How to survive a Chinese drinking party

Imagethief is in Shenzhen, supporting a Japanese client company at the Seventh Annual China High Technology Exposition, currently occupying a huge amount of space at one of Shenzhen’s two convention halls (our first taxi driver took us to the wrong convention center this morning). We’re also staying at one of two hotels with nearly identical names, which caused us some problems yesterday. Shenzhen is a confusing town.

It’s extra confusing when you’re drunk. After a hard day’s teeing up interviews for our client with the Chinese media, they invited us to a lavish dinner at the Beihai Fishing Village Restaurant. Like all Asian dinner parties, it was really an excuse to drink ruinously and publicly shame friends and colleagues. A free flow of lethal Chinese brandy and beer was arranged. Thankfully, delicate Japanese sensibilities (I presume) kept baijiu, China’s liver-and brain-dissolving white spirit, off the list.

Despite their often-reported political and cultural schisms, the Japanese and Chinese share one thing in common: they love social drinking. It’s the time when protocol hits the road and everyone becomes loudly friendly, until they pass out. This shared interest notwithstanding, I was interested to see a clear segregation of Japanese executives at one table (with one Japanese speaking Chinese manager) and Chinese and Imagethief at a second table (with two Japanese executives). Given that one Japanese executive at my table spoke both English and Chinese, it may have been simple linguistic segregation rather than some kind of spooky, racial arrangement.

The national table arrangements didn’t stop much cordial toasting back and forth. Yours truly was seated next to a young Chinese executive who spoke passable English and was both friendly and, apparently, interested in seeing exactly how much alcohol would go down an American’s throat before his head exploded.

I learned a valuable lesson tonight. These kinds of ganbei toast-o-ramas are not tests of your drinking abilities. They are tests of your wits. The contest is not who can drink the most or hold their liquor the best. The test is who can slyly cajole his friends and colleagues into drinking more than he does. It’s all about duplicity, challenges, evasions, filling the glasses of people in the bathrooms, and gentle belittlement to encourage people to risk alcohol poisoning.

Imagethief is a quick study. I rapidly sent my brandy glass away, as just having it in front of me was going to result in my painful and premature death. I also never let the waitress fill my beer glass more than halfway, and often stopped her at a third. That way I was never far from a gan bei (dry glass).
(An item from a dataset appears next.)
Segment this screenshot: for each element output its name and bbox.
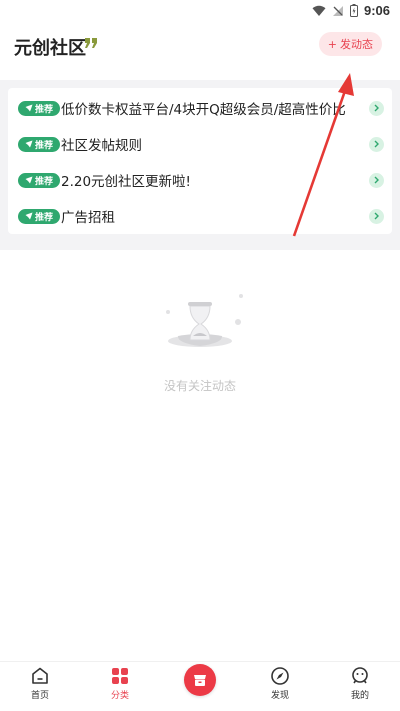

I went over and toasted the other table as a group to pre-empt them coming over and toasting me one by one (the lone white boy is always a toast-magnet). Finally, I drank 1.5 liters of water during the evening, in addition to my liquor, as good hydration helps to mitigate both drunkenness and, especially, hangovers.

While I was employing these tactics I observed various other forms of duplicity, including toasting beer against brandy; diluting beer with water; toast deflection (finding someone more worthy of a toast than you  – this often victimized the women) and, the coup de grace, one Japanese executive actually pretending to be passed out at the table. He somehow managed a miraculous recovery when it was time to walk to the bus.

I figure I earned a B- for my performance. I was called out for sending my brandy glass back after three shots, but managed to go toast-for-toast with my beers and sacrificed only a moderate amount of face. One Chinese executive who upbraided me for quaffing water was doing the same thing ten minutes later. I was never caught dumping or cutting liquor, and I never shied from a toast that was offered me. I am still sober enough to write this, and should be borderline functional tomorrow. Which, in PR, is par for the course.

But I’ll probably be sleeping in the bathroom tonight as I get rid of that liter and a half of water. Nothing in this world comes free.

Coda: It is now the next morning. There is nothing sadder than a bunch of hung-over executives slinking around an incredibly noisy and hot convention floor. That might be the definition of hell.